Currently Mackall encompasses about 8,000 acres, and within the camp’s boundary, each Special Forces candidate will be provided advanced training in the practical application of speaking different foreign languages, customs and cultures of foreign lands, hand-to-hand combat, weapons training, land navigation, demolitions, and advanced medical training. These specially selected candidates will undergo intense psychological scrutiny in the Special Forces Survival, Evasion, Resistance, and Escape course (SERE). Living off the land, candidates assembled in small groups are hunted down by seasoned Special Forces operatives across Camp Mackall and the Sandhills. The SERE course is regarded as one of the best courses offered by the U.S. military.

Twenty-one counties, including Moore, Scotland and Richmond, play a vital role in the training of every Special Forces soldier.

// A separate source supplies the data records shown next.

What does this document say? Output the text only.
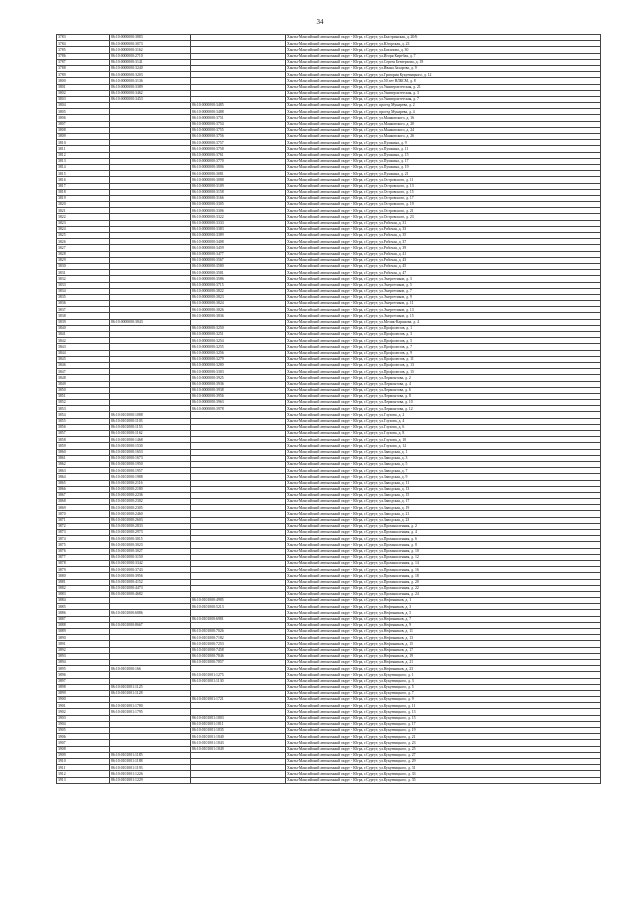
34
3783	86:10:0000000:3883		Ханты-Мансийский автономный округ - Югра, г.Сургут, ул.Быстринская, д. 20/6
3784	86:10:0000000:3073		Ханты-Мансийский автономный округ - Югра, г.Сургут, ул.Югорская, д. 23
3785	86:10:0000000:3162		Ханты-Мансийский автономный округ - Югра, г.Сургут, ул.Бахилова, д. 30
3786	86:10:0000000:2710		Ханты-Мансийский автономный округ - Югра, г.Сургут, ул.Игоря Киртбая, д. 7
3787	86:10:0000000:3141		Ханты-Мансийский автономный округ - Югра, г.Сургут, ул.Сергея Безверхова, д. 18
3788	86:10:0000000:3240		Ханты-Мансийский автономный округ - Югра, г.Сургут, ул.Ивана Захарова, д. 9
3789	86:10:0000000:3203		Ханты-Мансийский автономный округ - Югра, г.Сургут, ул.Григория Кукуевицкого, д. 12
3800	86:10:0000000:3136		Ханты-Мансийский автономный округ - Югра, г.Сургут, ул.50 лет ВЛКСМ, д. 8
3801	86:10:0000000:3389		Ханты-Мансийский автономный округ - Югра, г.Сургут, ул.Университетская, д. 21
3802	86:10:0000000:3462		Ханты-Мансийский автономный округ - Югра, г.Сургут, ул.Университетская, д. 3
3803	86:10:0000000:3453		Ханты-Мансийский автономный округ - Югра, г.Сургут, ул.Университетская, д. 7
3804		86:10:0000000:3485	Ханты-Мансийский автономный округ - Югра, г.Сургут, проезд Мунарева, д. 2
3805		86:10:0000000:3488	Ханты-Мансийский автономный округ - Югра, г.Сургут, проезд Мунарева, д. 4
3806		86:10:0000000:3751	Ханты-Мансийский автономный округ - Югра, г.Сургут, ул.Маяковского, д. 16
3807		86:10:0000000:3754	Ханты-Мансийский автономный округ - Югра, г.Сургут, ул.Маяковского, д. 20
3808		86:10:0000000:3755	Ханты-Мансийский автономный округ - Югра, г.Сургут, ул.Маяковского, д. 24
3809		86:10:0000000:3756	Ханты-Мансийский автономный округ - Югра, г.Сургут, ул.Маяковского, д. 26
3810		86:10:0000000:3757	Ханты-Мансийский автономный округ - Югра, г.Сургут, ул.Пушкина, д. 9
3811		86:10:0000000:3758	Ханты-Мансийский автономный округ - Югра, г.Сургут, ул.Пушкина, д. 11
3812		86:10:0000000:3761	Ханты-Мансийский автономный округ - Югра, г.Сургут, ул.Пушкина, д. 15
3813		86:10:0000000:3770	Ханты-Мансийский автономный округ - Югра, г.Сургут, ул.Пушкина, д. 17
3814		86:10:0000000:3806	Ханты-Мансийский автономный округ - Югра, г.Сургут, ул.Пушкина, д. 19
3815		86:10:0000000:3081	Ханты-Мансийский автономный округ - Югра, г.Сургут, ул.Пушкина, д. 21
3816		86:10:0000000:3088	Ханты-Мансийский автономный округ - Югра, г.Сургут, ул.Островского, д. 11
3817		86:10:0000000:3109	Ханты-Мансийский автономный округ - Югра, г.Сургут, ул.Островского, д. 13
3818		86:10:0000000:3158	Ханты-Мансийский автономный округ - Югра, г.Сургут, ул.Островского, д. 15
3819		86:10:0000000:3166	Ханты-Мансийский автономный округ - Югра, г.Сургут, ул.Островского, д. 17
3820		86:10:0000000:3305	Ханты-Мансийский автономный округ - Югра, г.Сургут, ул.Островского, д. 19
3821		86:10:0000000:3306	Ханты-Мансийский автономный округ - Югра, г.Сургут, ул.Островского, д. 21
3822		86:10:0000000:3322	Ханты-Мансийский автономный округ - Югра, г.Сургут, ул.Островского, д. 23
3823		86:10:0000000:3333	Ханты-Мансийский автономный округ - Югра, г.Сургут, ул.Рабочая, д. 31
3824		86:10:0000000:3383	Ханты-Мансийский автономный округ - Югра, г.Сургут, ул.Рабочая, д. 33
3825		86:10:0000000:3389	Ханты-Мансийский автономный округ - Югра, г.Сургут, ул.Рабочая, д. 35
3826		86:10:0000000:3408	Ханты-Мансийский автономный округ - Югра, г.Сургут, ул.Рабочая, д. 37
3827		86:10:0000000:3459	Ханты-Мансийский автономный округ - Югра, г.Сургут, ул.Рабочая, д. 39
3828		86:10:0000000:3477	Ханты-Мансийский автономный округ - Югра, г.Сургут, ул.Рабочая, д. 41
3829		86:10:0000000:3567	Ханты-Мансийский автономный округ - Югра, г.Сургут, ул.Рабочая, д. 43
3830		86:10:0000000:3580	Ханты-Мансийский автономный округ - Югра, г.Сургут, ул.Рабочая, д. 45
3831		86:10:0000000:3581	Ханты-Мансийский автономный округ - Югра, г.Сургут, ул.Рабочая, д. 47
3832		86:10:0000000:3586	Ханты-Мансийский автономный округ - Югра, г.Сургут, ул.Энергетиков, д. 3
3833		86:10:0000000:3715	Ханты-Мансийский автономный округ - Югра, г.Сургут, ул.Энергетиков, д. 5
3834		86:10:0000000:3822	Ханты-Мансийский автономный округ - Югра, г.Сургут, ул.Энергетиков, д. 7
3835		86:10:0000000:3823	Ханты-Мансийский автономный округ - Югра, г.Сургут, ул.Энергетиков, д. 9
3836		86:10:0000000:3824	Ханты-Мансийский автономный округ - Югра, г.Сургут, ул.Энергетиков, д. 11
3837		86:10:0000000:3826	Ханты-Мансийский автономный округ - Югра, г.Сургут, ул.Энергетиков, д. 13
3838		86:10:0000000:3836	Ханты-Мансийский автономный округ - Югра, г.Сургут, ул.Энергетиков, д. 15
3839	86:10:0000000:3843		Ханты-Мансийский автономный округ - Югра, г.Сургут, ул.Мелик-Карамова, д. 4
3840		86:10:0000000:3250	Ханты-Мансийский автономный округ - Югра, г.Сургут, ул.Профсоюзов, д. 1
3841		86:10:0000000:3251	Ханты-Мансийский автономный округ - Югра, г.Сургут, ул.Профсоюзов, д. 3
3842		86:10:0000000:3254	Ханты-Мансийский автономный округ - Югра, г.Сургут, ул.Профсоюзов, д. 5
3843		86:10:0000000:3255	Ханты-Мансийский автономный округ - Югра, г.Сургут, ул.Профсоюзов, д. 7
3844		86:10:0000000:3256	Ханты-Мансийский автономный округ - Югра, г.Сургут, ул.Профсоюзов, д. 9
3845		86:10:0000000:3279	Ханты-Мансийский автономный округ - Югра, г.Сургут, ул.Профсоюзов, д. 11
3846		86:10:0000000:3280	Ханты-Мансийский автономный округ - Югра, г.Сургут, ул.Профсоюзов, д. 13
3847		86:10:0000000:3303	Ханты-Мансийский автономный округ - Югра, г.Сургут, ул.Профсоюзов, д. 15
3848		86:10:0000000:3925	Ханты-Мансийский автономный округ - Югра, г.Сургут, ул.Лермонтова, д. 2
3849		86:10:0000000:3936	Ханты-Мансийский автономный округ - Югра, г.Сургут, ул.Лермонтова, д. 4
3850		86:10:0000000:3938	Ханты-Мансийский автономный округ - Югра, г.Сургут, ул.Лермонтова, д. 6
3851		86:10:0000000:3956	Ханты-Мансийский автономный округ - Югра, г.Сургут, ул.Лермонтова, д. 8
3852		86:10:0000000:3963	Ханты-Мансийский автономный округ - Югра, г.Сургут, ул.Лермонтова, д. 10
3853		86:10:0000000:3978	Ханты-Мансийский автономный округ - Югра, г.Сургут, ул.Лермонтова, д. 12
3854	86:10:0101000:1088		Ханты-Мансийский автономный округ - Югра, г.Сургут, ул.Глухова, д. 2
3855	86:10:0101000:1103		Ханты-Мансийский автономный округ - Югра, г.Сургут, ул.Глухова, д. 4
3856	86:10:0101000:1153		Ханты-Мансийский автономный округ - Югра, г.Сургут, ул.Глухова, д. 6
3857	86:10:0101000:1162		Ханты-Мансийский автономный округ - Югра, г.Сургут, ул.Глухова, д. 8
3858	86:10:0101000:1468		Ханты-Мансийский автономный округ - Югра, г.Сургут, ул.Глухова, д. 10
3859	86:10:0101000:1530		Ханты-Мансийский автономный округ - Югра, г.Сургут, ул.Глухова, д. 12
3860	86:10:0101000:1653		Ханты-Мансийский автономный округ - Югра, г.Сургут, ул.Заводская, д. 1
3861	86:10:0101000:1673		Ханты-Мансийский автономный округ - Югра, г.Сургут, ул.Заводская, д. 3
3862	86:10:0101000:1950		Ханты-Мансийский автономный округ - Югра, г.Сургут, ул.Заводская, д. 5
3863	86:10:0101000:1957		Ханты-Мансийский автономный округ - Югра, г.Сургут, ул.Заводская, д. 7
3864	86:10:0101000:1988		Ханты-Мансийский автономный округ - Югра, г.Сургут, ул.Заводская, д. 9
3865	86:10:0101000:2116		Ханты-Мансийский автономный округ - Югра, г.Сургут, ул.Заводская, д. 11
3866	86:10:0101000:2180		Ханты-Мансийский автономный округ - Югра, г.Сургут, ул.Заводская, д. 13
3867	86:10:0101000:2236		Ханты-Мансийский автономный округ - Югра, г.Сургут, ул.Заводская, д. 15
3868	86:10:0101000:2302		Ханты-Мансийский автономный округ - Югра, г.Сургут, ул.Заводская, д. 17
3869	86:10:0101000:2305		Ханты-Мансийский автономный округ - Югра, г.Сургут, ул.Заводская, д. 19
3870	86:10:0101000:2460		Ханты-Мансийский автономный округ - Югра, г.Сургут, ул.Заводская, д. 21
3871	86:10:0101000:2603		Ханты-Мансийский автономный округ - Югра, г.Сургут, ул.Заводская, д. 23
3872	86:10:0101000:2833		Ханты-Мансийский автономный округ - Югра, г.Сургут, ул.Промышленная, д. 2
3873	86:10:0101000:2973		Ханты-Мансийский автономный округ - Югра, г.Сургут, ул.Промышленная, д. 4
3874	86:10:0101000:3015		Ханты-Мансийский автономный округ - Югра, г.Сургут, ул.Промышленная, д. 6
3875	86:10:0101000:3023		Ханты-Мансийский автономный округ - Югра, г.Сургут, ул.Промышленная, д. 8
3876	86:10:0101000:3027		Ханты-Мансийский автономный округ - Югра, г.Сургут, ул.Промышленная, д. 10
3877	86:10:0101000:3150		Ханты-Мансийский автономный округ - Югра, г.Сургут, ул.Промышленная, д. 12
3878	86:10:0101000:3342		Ханты-Мансийский автономный округ - Югра, г.Сургут, ул.Промышленная, д. 14
3879	86:10:0101000:3743		Ханты-Мансийский автономный округ - Югра, г.Сургут, ул.Промышленная, д. 16
3880	86:10:0101000:3956		Ханты-Мансийский автономный округ - Югра, г.Сургут, ул.Промышленная, д. 18
3881	86:10:0101000:4152		Ханты-Мансийский автономный округ - Югра, г.Сургут, ул.Промышленная, д. 20
3882	86:10:0101000:4473		Ханты-Мансийский автономный округ - Югра, г.Сургут, ул.Промышленная, д. 22
3883	86:10:0101000:4682		Ханты-Мансийский автономный округ - Югра, г.Сургут, ул.Промышленная, д. 24
3884		86:10:0101000:4985	Ханты-Мансийский автономный округ - Югра, г.Сургут, ул.Нефтяников, д. 1
3885		86:10:0101000:5213	Ханты-Мансийский автономный округ - Югра, г.Сургут, ул.Нефтяников, д. 3
3886	86:10:0101000:6886		Ханты-Мансийский автономный округ - Югра, г.Сургут, ул.Нефтяников, д. 5
3887		86:10:0101000:6981	Ханты-Мансийский автономный округ - Югра, г.Сургут, ул.Нефтяников, д. 7
3888	86:10:0101000:8667		Ханты-Мансийский автономный округ - Югра, г.Сургут, ул.Нефтяников, д. 9
3889		86:10:0101000:7026	Ханты-Мансийский автономный округ - Югра, г.Сургут, ул.Нефтяников, д. 11
3890		86:10:0101000:7182	Ханты-Мансийский автономный округ - Югра, г.Сургут, ул.Нефтяников, д. 13
3891		86:10:0101000:7253	Ханты-Мансийский автономный округ - Югра, г.Сургут, ул.Нефтяников, д. 15
3892		86:10:0101000:7458	Ханты-Мансийский автономный округ - Югра, г.Сургут, ул.Нефтяников, д. 17
3893		86:10:0101000:7846	Ханты-Мансийский автономный округ - Югра, г.Сургут, ул.Нефтяников, д. 19
3894		86:10:0101000:7857	Ханты-Мансийский автономный округ - Югра, г.Сургут, ул.Нефтяников, д. 21
3895	86:10:0101000:166		Ханты-Мансийский автономный округ - Югра, г.Сургут, ул.Нефтяников, д. 23
3896		86:10:0101001:1275	Ханты-Мансийский автономный округ - Югра, г.Сургут, ул.Кукуевицкого, д. 1
3897		86:10:0101001:1130	Ханты-Мансийский автономный округ - Югра, г.Сургут, ул.Кукуевицкого, д. 3
3898	86:10:0101001:1125		Ханты-Мансийский автономный округ - Югра, г.Сургут, ул.Кукуевицкого, д. 5
3899	86:10:0101001:1128		Ханты-Мансийский автономный округ - Югра, г.Сургут, ул.Кукуевицкого, д. 7
3900		86:10:0101001:1721	Ханты-Мансийский автономный округ - Югра, г.Сургут, ул.Кукуевицкого, д. 9
3901	86:10:0101001:1780		Ханты-Мансийский автономный округ - Югра, г.Сургут, ул.Кукуевицкого, д. 11
3902	86:10:0101001:1795		Ханты-Мансийский автономный округ - Югра, г.Сургут, ул.Кукуевицкого, д. 13
3903		86:10:0101001:1803	Ханты-Мансийский автономный округ - Югра, г.Сургут, ул.Кукуевицкого, д. 15
3904		86:10:0101001:1811	Ханты-Мансийский автономный округ - Югра, г.Сургут, ул.Кукуевицкого, д. 17
3905		86:10:0101001:1835	Ханты-Мансийский автономный округ - Югра, г.Сургут, ул.Кукуевицкого, д. 19
3906		86:10:0101001:1840	Ханты-Мансийский автономный округ - Югра, г.Сургут, ул.Кукуевицкого, д. 21
3907		86:10:0101001:1843	Ханты-Мансийский автономный округ - Югра, г.Сургут, ул.Кукуевицкого, д. 23
3908		86:10:0101001:1849	Ханты-Мансийский автономный округ - Югра, г.Сургут, ул.Кукуевицкого, д. 25
3909	86:10:0101001:1185		Ханты-Мансийский автономный округ - Югра, г.Сургут, ул.Кукуевицкого, д. 27
3910	86:10:0101001:1188		Ханты-Мансийский автономный округ - Югра, г.Сургут, ул.Кукуевицкого, д. 29
3911	86:10:0101001:1193		Ханты-Мансийский автономный округ - Югра, г.Сургут, ул.Кукуевицкого, д. 31
3912	86:10:0101001:1226		Ханты-Мансийский автономный округ - Югра, г.Сургут, ул.Кукуевицкого, д. 33
3913	86:10:0101001:1229		Ханты-Мансийский автономный округ - Югра, г.Сургут, ул.Кукуевицкого, д. 35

Hundreds of civilian volunteers, police officers and sheriff’s deputies, firefighters, first responders and soldiers from Fort Bragg come together to form the notional country of Pineland. Each candidate must successfully navigate the Robin Sage’s unconventional warfare exercise and assist in the liberation of Pineland. Once successful, each Special Forces soldier has earned the right to wear the Green Beret and be considered one of the world’s premier special operations soldiers.

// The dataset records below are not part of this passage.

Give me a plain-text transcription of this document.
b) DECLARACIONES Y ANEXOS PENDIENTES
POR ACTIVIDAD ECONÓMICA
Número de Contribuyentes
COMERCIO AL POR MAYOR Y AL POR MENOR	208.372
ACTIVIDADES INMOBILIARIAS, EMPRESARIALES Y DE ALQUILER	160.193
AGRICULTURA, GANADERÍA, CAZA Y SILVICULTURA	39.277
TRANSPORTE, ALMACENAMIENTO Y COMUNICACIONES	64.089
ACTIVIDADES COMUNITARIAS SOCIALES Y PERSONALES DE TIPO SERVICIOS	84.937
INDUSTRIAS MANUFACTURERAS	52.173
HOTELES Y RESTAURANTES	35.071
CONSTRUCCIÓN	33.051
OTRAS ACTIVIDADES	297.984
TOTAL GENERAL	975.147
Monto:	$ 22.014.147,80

Robin Sage is a high-risk venture that prepares each candidate for service in the U.S. Army as an elite member of a Special Forces Operational Detachment Alpha (ODA). Unfortunately, this challenge is not without risk. Sadly, in 2002, Camp Mackall and the Special Forces community suffered a fatal training tragedy between two candidates, a civilian role-player, and a Moore County sheriff’s deputy. One candidate was killed and another was severely wounded. Safeguards to prevent this from happening again have been put into place between the military, law enforcement and our communities.

Access to Camp Mackall is restricted and primarily closed to the public. It’s monitored and patrolled by security forces and often working dogs in training. The ongoing relationship between Mackall and the Sandhills continues to remind us of a time when the two communities came together in the spirit of cooperation to strengthen the morale and effectiveness of America’s elite fighting forces. The trust and mutual respect between the camp and Sandhills citizens has never been more obvious. The Sandhills remains home to Camp Mackall, and together they produce a world-class training environment for elite soldiers — just as originally designed.  PS

Retired Lt. Col. Robert P. Curtin is an infantry officer who served multiple tours in the Special Operations Forces. He earned his B.A. in history from Hofstra University and his M.A. in military history from Norwich University. He currently is a social studies teacher and the head wrestling coach at Pinecrest High School.